At this time, I began to analyze my orientation again. During this period, I latched onto the idea of sexual fluidity. I loved that who you are attracted to can freely change. Sexuality is not on a black and white grid of gay or straight, but rather shift based on mood, status, attraction, or any one of the numerous facets of each individual’s personality. I love that I could be more attracted to women one moment and more attracted to men another. It was liberating. And it was finally a non-labeled sexual orientation I felt comfortable with.
I talked about this concept incessantly with all of my friends. I actively researched sexual fluidity. I watched films and documentaries about the subject. I wrote about it. I urged classes to discuss it. I brought up the idea on first dates and during initial meetings. In fact, just as all of my friends were getting sick of listening to me spew on about sexual fluidity, I met a guy who was interested in what I was saying, a guy who ended up being my next ( and latest and now ex) boyfriend.

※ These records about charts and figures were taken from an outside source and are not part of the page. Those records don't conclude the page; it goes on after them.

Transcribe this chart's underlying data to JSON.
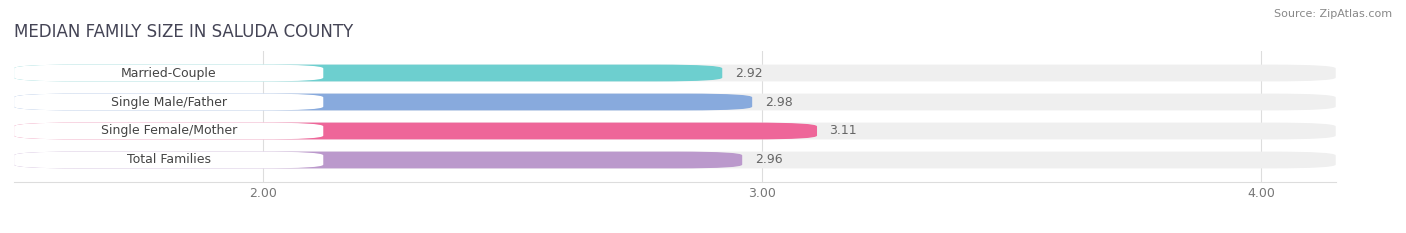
{
  "title": "MEDIAN FAMILY SIZE IN SALUDA COUNTY",
  "source": "Source: ZipAtlas.com",
  "categories": [
    "Married-Couple",
    "Single Male/Father",
    "Single Female/Mother",
    "Total Families"
  ],
  "values": [
    2.92,
    2.98,
    3.11,
    2.96
  ],
  "bar_colors": [
    "#6dcfcf",
    "#88aadd",
    "#ee6699",
    "#bb99cc"
  ],
  "background_color": "#ffffff",
  "bar_bg_color": "#efefef",
  "label_bg_color": "#ffffff",
  "xlim": [
    1.5,
    4.15
  ],
  "xmin": 1.5,
  "xticks": [
    2.0,
    3.0,
    4.0
  ],
  "xtick_labels": [
    "2.00",
    "3.00",
    "4.00"
  ],
  "label_fontsize": 9,
  "title_fontsize": 12,
  "value_fontsize": 9
}
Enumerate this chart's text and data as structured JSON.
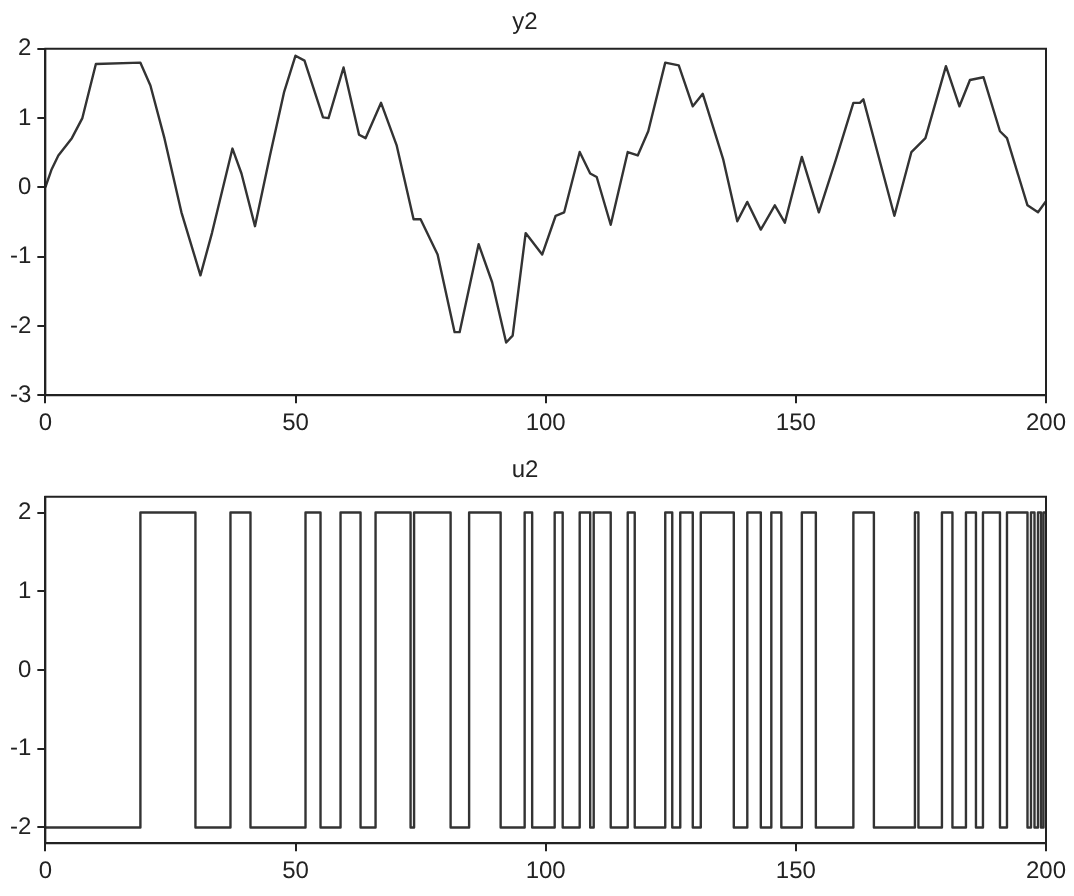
{
  "chart_data": [
    {
      "type": "line",
      "title": "y2",
      "marker": "none",
      "grid": false,
      "legend": false,
      "xlim": [
        0,
        200
      ],
      "xticks": [
        0,
        50,
        100,
        150,
        200
      ],
      "ylim": [
        -3,
        2
      ],
      "yticks": [
        -3,
        -2,
        -1,
        0,
        1,
        2
      ],
      "series": [
        {
          "color": "#333333",
          "x": [
            0,
            1.2,
            2.6,
            5.3,
            7.4,
            10.1,
            19,
            21,
            23.8,
            27.2,
            31,
            33.3,
            37.4,
            39.2,
            41.9,
            44.9,
            47.7,
            50,
            51.8,
            55.5,
            56.6,
            59.6,
            62.7,
            64,
            67.1,
            70.2,
            73.6,
            75,
            78.4,
            81.8,
            82.8,
            86.6,
            89.3,
            92.1,
            93.4,
            96,
            99.3,
            102,
            103.7,
            106.8,
            108.9,
            110.2,
            113,
            116.4,
            118.4,
            120.5,
            123.9,
            126.6,
            129.4,
            131.4,
            135.5,
            138.3,
            140.3,
            143,
            145.8,
            147.8,
            151.2,
            154.6,
            158,
            161.5,
            162.8,
            163.5,
            166.3,
            169.7,
            173.1,
            175.9,
            180,
            182.7,
            184.8,
            187.5,
            190.8,
            192.2,
            196.3,
            198.4,
            200
          ],
          "values": [
            0,
            0.25,
            0.46,
            0.71,
            1.0,
            1.78,
            1.8,
            1.47,
            0.71,
            -0.36,
            -1.27,
            -0.66,
            0.56,
            0.2,
            -0.56,
            0.46,
            1.37,
            1.9,
            1.83,
            1.01,
            1.0,
            1.73,
            0.76,
            0.71,
            1.22,
            0.61,
            -0.46,
            -0.46,
            -0.97,
            -2.09,
            -2.09,
            -0.82,
            -1.37,
            -2.24,
            -2.14,
            -0.66,
            -0.97,
            -0.41,
            -0.36,
            0.51,
            0.2,
            0.15,
            -0.54,
            0.51,
            0.46,
            0.81,
            1.8,
            1.76,
            1.17,
            1.35,
            0.4,
            -0.49,
            -0.21,
            -0.61,
            -0.26,
            -0.51,
            0.44,
            -0.36,
            0.4,
            1.22,
            1.22,
            1.27,
            0.51,
            -0.41,
            0.51,
            0.71,
            1.75,
            1.17,
            1.55,
            1.59,
            0.81,
            0.71,
            -0.26,
            -0.36,
            -0.2
          ]
        }
      ]
    },
    {
      "type": "step",
      "title": "u2",
      "marker": "none",
      "grid": false,
      "legend": false,
      "xlim": [
        0,
        200
      ],
      "xticks": [
        0,
        50,
        100,
        150,
        200
      ],
      "ylim": [
        -2.2,
        2.2
      ],
      "yticks": [
        -2,
        -1,
        0,
        1,
        2
      ],
      "series": [
        {
          "color": "#333333",
          "x": [
            0,
            19,
            30,
            37,
            41,
            52,
            55,
            59,
            63,
            66,
            73,
            73.7,
            81,
            84.7,
            91,
            95.8,
            97.3,
            101.8,
            103.4,
            106.8,
            108.9,
            109.6,
            113,
            116.4,
            117.8,
            123.9,
            125.3,
            126.9,
            129.4,
            131,
            137.6,
            140.3,
            143,
            145.1,
            147.1,
            151.2,
            154,
            161.5,
            165.6,
            173.8,
            174.5,
            179.2,
            181.3,
            184,
            186,
            187.4,
            190.8,
            192.2,
            196.3,
            197,
            197.7,
            198.4,
            199,
            199.5,
            200
          ],
          "values": [
            -2,
            2,
            -2,
            2,
            -2,
            2,
            -2,
            2,
            -2,
            2,
            -2,
            2,
            -2,
            2,
            -2,
            2,
            -2,
            2,
            -2,
            2,
            -2,
            2,
            -2,
            2,
            -2,
            2,
            -2,
            2,
            -2,
            2,
            -2,
            2,
            -2,
            2,
            -2,
            2,
            -2,
            2,
            -2,
            2,
            -2,
            2,
            -2,
            2,
            -2,
            2,
            -2,
            2,
            -2,
            2,
            -2,
            2,
            -2,
            2,
            2
          ]
        }
      ]
    }
  ]
}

Even though I was in a more traditional straight relationship, it did not discourage my sexually fluid nature.
After that traditional relationship ended, I once again began to analyze my sexual orientation. Most of my female friends tried to force me to identify as bisexual or as a lesbian. I refuted those titles. It was not how I viewed myself. If I did not view myself that way, I figured there was no purpose in adopting those labels. However, during this time (and still now) I wanted to explore my sexuality through those who were same-sexed.
Now I am in a happy place. I do not (usually) obsess about my sexual orientation. Not like I used to, anyways. I am pretty happy with my non-identification. I think that this makes many people feel very uncomfortable. We like schema and titles so we can easily sort through things. I just don’t like the limitations this places on me. Plus, I don’t feel like I can say with confidence that I am on either end of the spectrum, so I don’t need to bother. It has taken many people questioning my sexual orientation, myself included, in order to reach this point.
But my ultimate conclusion is that this was my own journey. And although I like discussing this process, truly it is no one’s business but my own. My identification is not interesting enough to require inquiry. Rather, it’s something that is a piece of myself that I do not actively think about. It’s like my right arm. I appreciate my arm, but I am not always thinking about my right arm, or analyze what it is doing. Rather, I let it do what I need it to do and I don’t really question it.
At this point, I am very happy with all of this and hopefully I can keep up with this healthy view of my label refusal.